Given the last weblog on radians, I noticed that Wikipedia had a nice gif animation created by Lucas V. Barbosa. The article even mentions: “This is a featured picture on the English language Wikipedia and is considered one of the finest images.” Barbosa even made a version with tau = 2 pi. The latter is less appealing since it does not mention pi, while, of course, tau reads like radius r, and then can cause confusion (indeed, run that gif too).

It appears that Barbosa put his gif into the public domain. Thus I adapted it for Archi = Θ = 2 π, including a note of reference that he did most of the creative work.

A radian is an angle measured by an arc of a circle with the same length as the radius of that circle. A full circle corresponds to an angle of 1 Archi = 2π radians. Use 1 Turn ⇔ Θ radians, so 1 radian ⇔ 1 / Θ Turn ≈ 16% Turn.
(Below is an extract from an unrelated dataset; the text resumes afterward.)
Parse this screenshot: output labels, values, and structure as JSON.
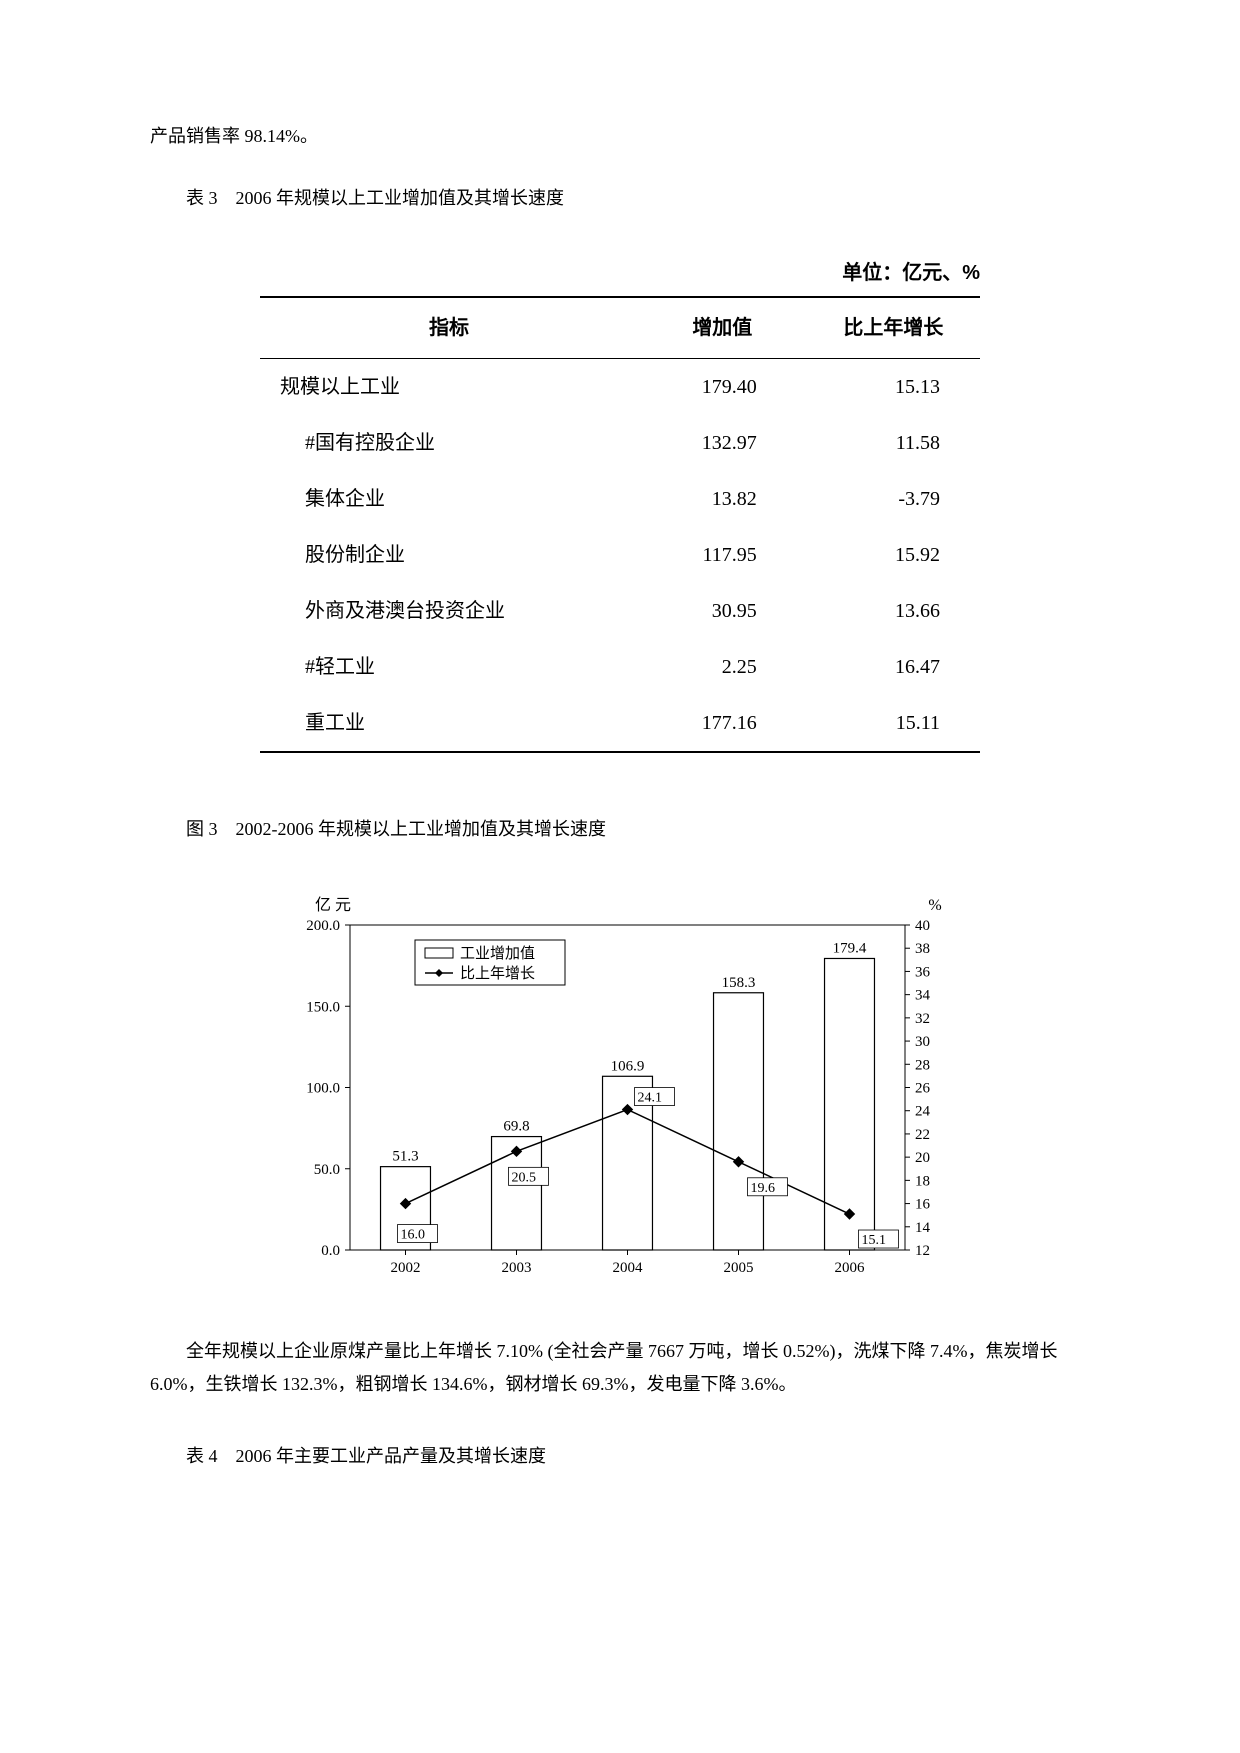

Interestingly, Barbosa’s original gif has a small shaded disc in the center. If we take the radius of the larger circle as r = 1 then we get the smaller Angular Circle in the center with r = 1 / Θ and circumference 1. My proposal is to speak about “angles” on the Angular Circle (use α and β), and to use “arc” for the radians on the Unit Circle (use φ and ψ). Of course, angles as measured on the Angular Circle are arcs too, but it helps being able to say that angles add up to 1 Turn and Unit Circle arcs to 1 Archi rad.

PM. The Wikipedia article I referred to has a wrong statement on dimensions (today, July 2014). For a discussion of this, see the earlier weblog entry on radians.